As I read the commotion yesterday on Kinder Morgan (NYSE:KMI)(NYSE:KMP)(NYSE:KMR), something struck me. The commotion revolved around Hedgeye citing Kinder Morgan as their new short idea. Obviously, Kinder Morgan and other pipeline MLPs are so popular and thought so safe with their large yields, that this short idea generated a lot of talk.
What struck me was what I believe is the underlying insight that's going to drive Hedgeye's logic for the short, which will be explained in a report that should be out on September 10. What follows is the explanation of this insight.
The insight that follows isn't mine. I got it from reading Kevin Keiser's Twitter feed and following his line of thought. I believe that this insight is quite brilliant, that's the reason why I am writing about it.
As everyone knows, the increase in U.S. natural gas and oil production is being driven by the shale revolution, which consists of using horizontal drilling and fracking to unlock shale reservoirs that were previously uneconomic to explore. These new wells, however, have a defining characteristic: their production can start off being high, but it declines very rapidly over time, with 80% declines in the first year not being unheard off.
There was always a debate regarding these production declines and whether it was economic to drill those wells.

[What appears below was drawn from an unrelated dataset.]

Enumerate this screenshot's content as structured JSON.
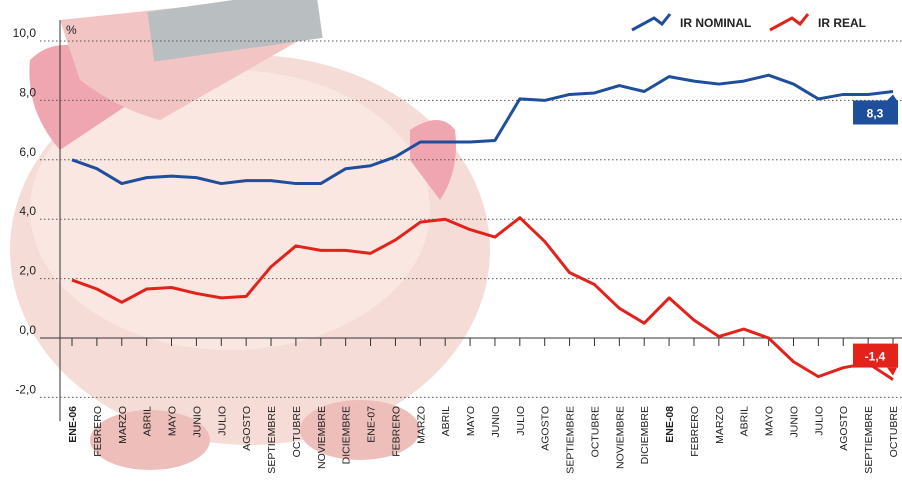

With the decline in natural gas prices, E&P companies focused on wet plays, going for NGLs and crude which fetched higher prices, hence the rapidly rising U.S. crude production we've been seeing. The debate regarding the viability of these wells died off somewhat because when selling higher-value products, the wells can pay themselves off in a very short time. But still, when looking at an E&P company, one must be aware that to keep the same level of production, the company needs to keep on opening new wells at a considerable rate, since the old wells decline so rapidly.
This means that the maintenance capex for an E&P company reliant on shale for its production is bound to be high.
On the other hand, when buying pipeline MLPs, people think that they're buying something akin to toll roads. The oil goes through, the company gets a fee. This and the high yields is perhaps the reason why pipeline MLPs routinely trade at EV/EBITDAs in the 15s-20s. While these companies are expanding the capex is naturally high, but investors think that once capacity is in the ground, the capex would become incredibly small - just the cost of keeping those pipes running in good condition.
But not all pipelines are made the same, and that's where I believe Hedgeye's insight lies. You see, the very first pipes right after the wellhead, the "gathering system", should behave more like the wells themselves, than like the high-pressure, long-distance, pipelines one usually will think about. That is, the gathering systems will not behave like toll roads. (Illustration: Atlas Pipeline Partners 10-K)
Why not? Because when a company connects a well, it will get fees for the product that goes by, but remember, that product will decline mighty fast in the case of shale wells. Then much like the E&P has to open another well to keep production level, the gatherer has to connect another well to maintain throughput.
What this means is that the maintenance capex on the gathering system is not just the cost of keeping those existing pipes flowing. No, to keep throughput level the gathering system has to continuously keep on connecting new wells! And that is the insight: the capex to keep throughput level is higher, much higher, than just the capex to keep the pipes running.
And it gets worse. While a well will pay itself off in a very short period of time, if we account for most of the value of the product coming out, the pipe connecting it to the gathering system will collect just a fraction of that product's value. The pipe should be reliant on a much longer term flow of product to pay itself off. But as we saw, the flow won't be there because it drops so fast.
Therein lies the great doubt. The capex on gathering systems is monstrous and there's no talk of 80% depreciation rates in the first year to have been used to match volume with the production decline profile. On the other hand, there are parts of the gathering system (compressors, processing facilities, etc) that are shared by the wells, and the cost that needs to be recouped is just the connection to each individual wellhead. In any instance, this dynamic raises the doubt of whether pipeline MLPs relying greatly on gathering systems will be viable or just giant houses made of cards.
It's not always easy to know just how much an MLP relies on gathering systems for its revenues. However, the production profile of shale wells raises the risk that the gathering systems servicing them might be uneconomic and this reality might be overshadowed both by accounting (not enough depreciation leading to accounting profits) and by growth leading both to growing revenues and profits, but negative cash flow coming from ongoing massive capex (some of which will be to finance growth, but a lot of which will be going just to keep throughput level).
At the very least the unknowns created by this dynamic make it hard to invest in companies where shale gathering systems might represent a large part of the business. This is probably the insight that drives Hedgeye's negativity towards Kinder Morgan, but it can also affect other companies such as MarkWest Energy Partners (NYSE:MWE) or Atlas Pipeline Partners (NYSE:APL).
Disclosure: I have no positions in any stocks mentioned, and no plans to initiate any positions within the next 72 hours. I wrote this article myself, and it expresses my own opinions. I am not receiving compensation for it (other than from Seeking Alpha). I have no business relationship with any company whose stock is mentioned in this article.